Dive Brief:
- Substantial inequities in education funding are often caused by uneven funding at the state and local level, as localities with a more affluent tax base consistently benefit from deeper coffers, Max Kronstadt writes in The Catalyst, an independent student newspaper located at Colorado College.
- Local municipalities primarily depend on property tax revenue to help fund public schools, which virtually guarantees wide revenue ranges between affluent and impoverished areas of states — and the low revenue available for these schools causes them to decline further with a parallel drop in property value, exacerbating the issue.
- Kronstadt writes that judicial attempts to close these gaps have been common, but have yielded mixed results, with individuals in affluent communities often reticent to pay for schools outside their own district. Federal court decisions have left the federal government off the hook when it comes to committing financial resources to closing these gaps, but plaintiffs fighting inequities in state courts have seen legal victories but lax enforcement.
Dive Insight:
The frustration aggrieved parents and school districts have when court victories do not lead to an increase in educational funding is not an uncommon story. In an oft-cited New York state case, the Campaign for Fiscal Equity prevailed in the state’s Court of Appeals in 2006 with a lawsuit claiming the state owed New York City billions in educational funding. Eleven years later, the city has still not seen the funding fully dispersed.

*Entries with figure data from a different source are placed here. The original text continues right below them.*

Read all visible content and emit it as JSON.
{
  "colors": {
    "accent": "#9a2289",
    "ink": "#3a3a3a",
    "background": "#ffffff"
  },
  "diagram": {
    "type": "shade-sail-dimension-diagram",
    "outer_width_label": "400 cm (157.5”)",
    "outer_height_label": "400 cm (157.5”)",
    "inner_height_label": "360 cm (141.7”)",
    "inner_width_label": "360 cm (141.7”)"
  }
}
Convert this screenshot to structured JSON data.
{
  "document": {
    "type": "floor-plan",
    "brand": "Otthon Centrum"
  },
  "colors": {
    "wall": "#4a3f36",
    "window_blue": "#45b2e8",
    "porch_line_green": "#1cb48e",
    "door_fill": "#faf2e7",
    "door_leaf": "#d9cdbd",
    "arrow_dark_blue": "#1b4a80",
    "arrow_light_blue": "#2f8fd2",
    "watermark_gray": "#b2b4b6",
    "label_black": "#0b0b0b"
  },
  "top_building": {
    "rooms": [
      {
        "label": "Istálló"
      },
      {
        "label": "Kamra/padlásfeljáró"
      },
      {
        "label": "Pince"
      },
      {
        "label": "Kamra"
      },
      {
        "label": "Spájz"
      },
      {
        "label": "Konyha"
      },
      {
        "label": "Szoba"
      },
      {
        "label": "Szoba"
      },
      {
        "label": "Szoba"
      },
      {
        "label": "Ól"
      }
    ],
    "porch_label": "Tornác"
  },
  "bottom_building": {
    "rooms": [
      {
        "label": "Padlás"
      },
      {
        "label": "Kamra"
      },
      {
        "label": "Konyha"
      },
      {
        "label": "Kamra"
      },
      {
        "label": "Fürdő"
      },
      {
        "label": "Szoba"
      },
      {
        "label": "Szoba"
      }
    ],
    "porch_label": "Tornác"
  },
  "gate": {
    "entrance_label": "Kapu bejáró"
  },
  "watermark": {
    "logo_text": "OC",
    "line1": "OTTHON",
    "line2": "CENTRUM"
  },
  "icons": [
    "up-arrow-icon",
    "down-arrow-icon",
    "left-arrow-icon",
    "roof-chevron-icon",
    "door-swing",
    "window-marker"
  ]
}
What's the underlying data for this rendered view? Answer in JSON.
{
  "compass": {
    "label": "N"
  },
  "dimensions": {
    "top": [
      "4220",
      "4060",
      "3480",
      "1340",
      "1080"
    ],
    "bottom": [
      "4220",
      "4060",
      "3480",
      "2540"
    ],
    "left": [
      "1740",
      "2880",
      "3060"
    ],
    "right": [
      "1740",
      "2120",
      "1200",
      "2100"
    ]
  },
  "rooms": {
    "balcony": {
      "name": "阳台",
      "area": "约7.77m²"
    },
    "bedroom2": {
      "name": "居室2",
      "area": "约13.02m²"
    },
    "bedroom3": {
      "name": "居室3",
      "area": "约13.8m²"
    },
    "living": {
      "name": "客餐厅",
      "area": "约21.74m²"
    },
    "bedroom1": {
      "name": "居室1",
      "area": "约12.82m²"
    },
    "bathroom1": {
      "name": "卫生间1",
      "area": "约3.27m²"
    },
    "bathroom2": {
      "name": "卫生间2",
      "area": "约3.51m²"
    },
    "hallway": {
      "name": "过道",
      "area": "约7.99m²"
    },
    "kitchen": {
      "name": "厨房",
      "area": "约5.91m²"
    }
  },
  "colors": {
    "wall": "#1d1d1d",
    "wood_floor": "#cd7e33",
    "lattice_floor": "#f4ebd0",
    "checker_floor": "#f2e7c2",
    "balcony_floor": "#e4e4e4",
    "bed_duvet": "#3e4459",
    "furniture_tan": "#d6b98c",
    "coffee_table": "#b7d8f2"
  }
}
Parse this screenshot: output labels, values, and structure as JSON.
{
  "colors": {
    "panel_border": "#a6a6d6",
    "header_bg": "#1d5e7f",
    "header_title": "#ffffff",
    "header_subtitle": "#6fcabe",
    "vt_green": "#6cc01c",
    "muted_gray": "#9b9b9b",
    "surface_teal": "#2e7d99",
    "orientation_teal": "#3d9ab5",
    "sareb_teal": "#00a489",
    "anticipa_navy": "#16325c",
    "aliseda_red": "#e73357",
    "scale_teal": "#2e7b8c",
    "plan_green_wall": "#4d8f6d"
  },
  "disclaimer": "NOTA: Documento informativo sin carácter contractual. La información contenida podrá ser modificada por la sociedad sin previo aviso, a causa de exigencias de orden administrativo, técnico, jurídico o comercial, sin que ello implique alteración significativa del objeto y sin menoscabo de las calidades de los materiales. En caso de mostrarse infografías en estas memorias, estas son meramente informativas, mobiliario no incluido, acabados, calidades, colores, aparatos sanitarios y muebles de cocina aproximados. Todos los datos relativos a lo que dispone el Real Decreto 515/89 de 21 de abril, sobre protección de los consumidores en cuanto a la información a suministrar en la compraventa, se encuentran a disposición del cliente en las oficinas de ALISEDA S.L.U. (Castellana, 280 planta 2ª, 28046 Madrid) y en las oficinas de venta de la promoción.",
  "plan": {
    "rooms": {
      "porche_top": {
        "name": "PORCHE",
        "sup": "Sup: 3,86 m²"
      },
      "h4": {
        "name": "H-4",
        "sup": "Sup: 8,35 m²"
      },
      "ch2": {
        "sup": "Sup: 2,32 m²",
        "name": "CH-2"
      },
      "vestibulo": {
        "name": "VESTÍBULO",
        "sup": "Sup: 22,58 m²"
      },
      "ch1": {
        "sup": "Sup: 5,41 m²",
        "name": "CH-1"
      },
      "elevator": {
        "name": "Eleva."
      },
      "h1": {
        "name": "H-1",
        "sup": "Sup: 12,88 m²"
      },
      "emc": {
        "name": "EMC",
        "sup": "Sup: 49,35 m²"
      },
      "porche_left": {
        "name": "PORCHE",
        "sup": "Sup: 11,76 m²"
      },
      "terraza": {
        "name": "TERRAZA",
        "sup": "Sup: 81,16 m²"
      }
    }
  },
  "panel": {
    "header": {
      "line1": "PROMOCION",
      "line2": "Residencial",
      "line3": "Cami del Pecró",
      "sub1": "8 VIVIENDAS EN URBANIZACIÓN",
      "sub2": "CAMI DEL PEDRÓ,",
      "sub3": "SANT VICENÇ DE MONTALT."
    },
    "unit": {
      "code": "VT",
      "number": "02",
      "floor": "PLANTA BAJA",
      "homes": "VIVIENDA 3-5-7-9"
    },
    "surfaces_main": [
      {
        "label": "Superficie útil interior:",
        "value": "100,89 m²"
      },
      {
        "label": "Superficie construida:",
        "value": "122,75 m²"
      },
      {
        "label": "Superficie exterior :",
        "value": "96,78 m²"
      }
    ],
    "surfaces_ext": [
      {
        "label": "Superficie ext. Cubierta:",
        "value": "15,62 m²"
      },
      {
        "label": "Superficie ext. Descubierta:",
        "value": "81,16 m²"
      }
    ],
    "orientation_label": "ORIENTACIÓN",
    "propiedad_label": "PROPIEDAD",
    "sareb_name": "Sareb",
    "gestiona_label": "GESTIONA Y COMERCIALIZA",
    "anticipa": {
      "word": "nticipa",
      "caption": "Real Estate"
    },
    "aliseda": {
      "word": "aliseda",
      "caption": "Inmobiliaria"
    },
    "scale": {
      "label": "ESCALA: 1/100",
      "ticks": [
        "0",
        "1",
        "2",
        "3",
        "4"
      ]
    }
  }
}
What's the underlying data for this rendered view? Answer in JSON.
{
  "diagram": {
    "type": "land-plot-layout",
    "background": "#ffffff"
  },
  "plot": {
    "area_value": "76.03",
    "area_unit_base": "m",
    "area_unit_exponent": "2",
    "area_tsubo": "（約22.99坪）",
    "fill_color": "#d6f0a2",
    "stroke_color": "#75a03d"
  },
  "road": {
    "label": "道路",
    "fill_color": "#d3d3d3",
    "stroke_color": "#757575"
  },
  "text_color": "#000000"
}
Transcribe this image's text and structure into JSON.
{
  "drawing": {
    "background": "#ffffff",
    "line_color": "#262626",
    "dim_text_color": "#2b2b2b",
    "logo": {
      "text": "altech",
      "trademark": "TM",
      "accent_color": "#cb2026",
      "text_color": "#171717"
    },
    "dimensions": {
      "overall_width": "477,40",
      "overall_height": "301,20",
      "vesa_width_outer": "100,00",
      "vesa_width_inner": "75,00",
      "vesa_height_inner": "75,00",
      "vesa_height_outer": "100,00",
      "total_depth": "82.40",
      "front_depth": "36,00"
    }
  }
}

The reluctance of taxpayers in affluent districts to contribute revenue raised with their property taxes to more impoverished areas could stem from uncertainty about how much education funding is allocated by the federal government and how much is the burden of state and local government. Kronstadt wrote that only 10% of educational funding tended to be federal, contrasted with 45% each from the state and local level, though he cautioned those percentages vary. The federal money is dispersed evenly throughout a state’s districts, but state and local revenue can engender vast gaps.
Many states had still not returned to pre-recession funding levels for education by fall 2014, and the differences in how certain school districts and areas have recovered from the crash has made the property tax revenue disparities all the greater. For example, New York City added three times as many jobs as were lost during the recession by 2015, while other communities have been decimated. The greatest concern is that these disparities continue to cause the tax base in hard-hit areas to get smaller, with property values and revenue continuing to weaken. This will leave even less resources for the schools that remain.